Biographie

Jacques André Lavier (1922-1987)

Jacques André Lavier est un des spécialistes français de la Médecine Traditionnelle Chinoise, laissant une empreinte profonde et durable chez tous ceux qui l'ont approché.

Jacques nait le 21 février 1922 à Montbéliard dans le Doubs.

 

Le livre d'un jésuite français, le père Léon WIEGER, sur l'histoire des caractères chinois, que le curé de Montbéliard lui apporte dans son enfance, va profondément marquer son destin.

 

L’intérêt de Jacques est immédiatement captivé et, à l'âge de 12 ans, il apprend les idéogrammes chinois tout seul, avec une facilité déconcertante.
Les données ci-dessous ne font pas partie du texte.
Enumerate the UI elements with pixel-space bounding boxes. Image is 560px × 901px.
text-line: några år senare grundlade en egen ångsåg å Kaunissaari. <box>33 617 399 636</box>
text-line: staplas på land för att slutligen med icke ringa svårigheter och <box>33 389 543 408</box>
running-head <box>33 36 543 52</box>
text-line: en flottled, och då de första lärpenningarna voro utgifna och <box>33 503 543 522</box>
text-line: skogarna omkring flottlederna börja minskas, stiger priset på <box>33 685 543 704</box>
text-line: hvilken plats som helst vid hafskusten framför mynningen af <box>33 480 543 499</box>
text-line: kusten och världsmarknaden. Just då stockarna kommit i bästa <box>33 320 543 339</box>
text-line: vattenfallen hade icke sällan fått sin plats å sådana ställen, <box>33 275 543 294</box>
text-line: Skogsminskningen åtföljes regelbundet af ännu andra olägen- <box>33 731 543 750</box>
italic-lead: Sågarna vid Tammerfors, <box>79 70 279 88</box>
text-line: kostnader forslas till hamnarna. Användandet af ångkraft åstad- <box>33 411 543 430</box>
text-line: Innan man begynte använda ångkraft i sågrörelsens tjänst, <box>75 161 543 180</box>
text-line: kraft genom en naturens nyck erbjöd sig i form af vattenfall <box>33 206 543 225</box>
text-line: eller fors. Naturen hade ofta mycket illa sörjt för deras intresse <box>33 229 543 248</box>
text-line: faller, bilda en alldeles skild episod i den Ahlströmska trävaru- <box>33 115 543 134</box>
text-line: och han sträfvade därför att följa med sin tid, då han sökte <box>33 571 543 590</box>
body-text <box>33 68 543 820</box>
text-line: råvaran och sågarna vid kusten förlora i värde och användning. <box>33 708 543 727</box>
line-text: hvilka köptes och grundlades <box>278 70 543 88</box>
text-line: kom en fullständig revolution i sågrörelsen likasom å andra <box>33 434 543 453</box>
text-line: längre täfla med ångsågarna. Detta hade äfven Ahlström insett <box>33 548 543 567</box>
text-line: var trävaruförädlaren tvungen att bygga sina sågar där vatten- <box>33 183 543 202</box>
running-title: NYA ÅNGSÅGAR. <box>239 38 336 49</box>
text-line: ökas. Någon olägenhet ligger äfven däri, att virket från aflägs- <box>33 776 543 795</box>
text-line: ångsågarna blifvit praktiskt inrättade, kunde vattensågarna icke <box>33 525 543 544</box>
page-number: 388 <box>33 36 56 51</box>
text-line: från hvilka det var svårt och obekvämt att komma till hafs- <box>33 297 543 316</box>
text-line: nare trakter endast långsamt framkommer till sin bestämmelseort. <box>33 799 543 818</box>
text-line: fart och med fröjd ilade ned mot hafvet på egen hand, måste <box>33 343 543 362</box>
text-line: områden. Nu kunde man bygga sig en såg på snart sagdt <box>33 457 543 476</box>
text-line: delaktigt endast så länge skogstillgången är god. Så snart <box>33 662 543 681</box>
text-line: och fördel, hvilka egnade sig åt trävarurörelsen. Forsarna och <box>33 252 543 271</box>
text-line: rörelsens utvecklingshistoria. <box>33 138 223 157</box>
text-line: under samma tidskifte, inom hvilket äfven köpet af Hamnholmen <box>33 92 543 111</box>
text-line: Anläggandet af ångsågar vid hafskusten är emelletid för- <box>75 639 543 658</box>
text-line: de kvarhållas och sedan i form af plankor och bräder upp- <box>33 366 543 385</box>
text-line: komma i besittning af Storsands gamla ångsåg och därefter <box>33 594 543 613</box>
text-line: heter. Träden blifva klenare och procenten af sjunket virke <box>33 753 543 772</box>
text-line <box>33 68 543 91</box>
La Chine et son écriture sont entrées dans sa vie et ne le quitteront jamais plus.

 

À l'armistice, il fait retraite dans un monastère taoïste en Chine où il parfait son chinois, étudie le taoïsme et ses projections dans l'acupuncture, la thérapeutique et la diététique chinoises et il complète ses notions de paléographie chinoise.

 

En 1946, il veut poursuivre ses études de médecine et finalement sur les conseils de son père prothésiste dentaire, il entreprend à partir de 1947 des études à l'école de chirurgie dentaire et de stomatologie de Paris pour devenir chirurgien-dentiste. Il obtient son diplôme en 1953.

 

Pendant la longue période de six ans que durent ses études, Jacques André Lavier a l'occasion d'exprimer ses aptitudes artistiques parallèlement à ses capacités intellectuelles déjà fort développées. Il écrit beaucoup, présageant ainsi ses nombreux écrits de chercheur. Mais l'écriture et la médecine chinoise ne l'ont pas quitté pour autant. Après l’installation de son cabinet dentaire à Paris, il continu à apprendre seul les caractères chinois, avec l'idée de pouvoir traduire lui-même les ouvrages d'acupuncture et ainsi de remonter à la source des écrits sans intermédiaire.

 

En 1954, il est nommé chef de clinique en physiothérapie à l'école de chirurgie dentaire et de stomatologie de Paris où il enseignera jusqu'en 1959 conjointement à son activité de dentiste libéral.

 

Ses premiers articles, datant de 1955, portent sur le courant galvanique en dentisterie, des travaux qu'il poursuivra avec l'électronarcose en collaboration avec le Dr René Brunet et la mise au point et la commercialisation en 1959 d'un appareil nommé "Algoltonique". Parallèlement à ses activités dentaires, il approfondit ses connaissances en chinois et en acupuncture.

 

Il bénéficie des conseils éclairés et de l'aide du père François Wang, un prêtre catholique de l'Oratoire à Paris, d’origine chinoise, rencontré en 1955. Ce grand lettré chinois est très versé dans la connaissance des idéogrammes, dans le confucianisme et le bouddhisme qu'il enseigne à l'Institut Catholique de Paris. Il devient un proche ami de Jacques, et le restera jusqu'à sa mort.

 

En 1956, Jacques André Lavier écrit au Docteur WU Wei-Ping, alors Professeur d’acupuncture à Taipei, Président de la Société d’Acupuncture de Chine et Président de la Société d’Acupuncture de Taipei. Grâce à une correspondance assidue avec le Docteur WU et aux ouvrages et articles médicaux chinois que ce dernier lui envoie, Jacques André Lavier développe ses recherches. 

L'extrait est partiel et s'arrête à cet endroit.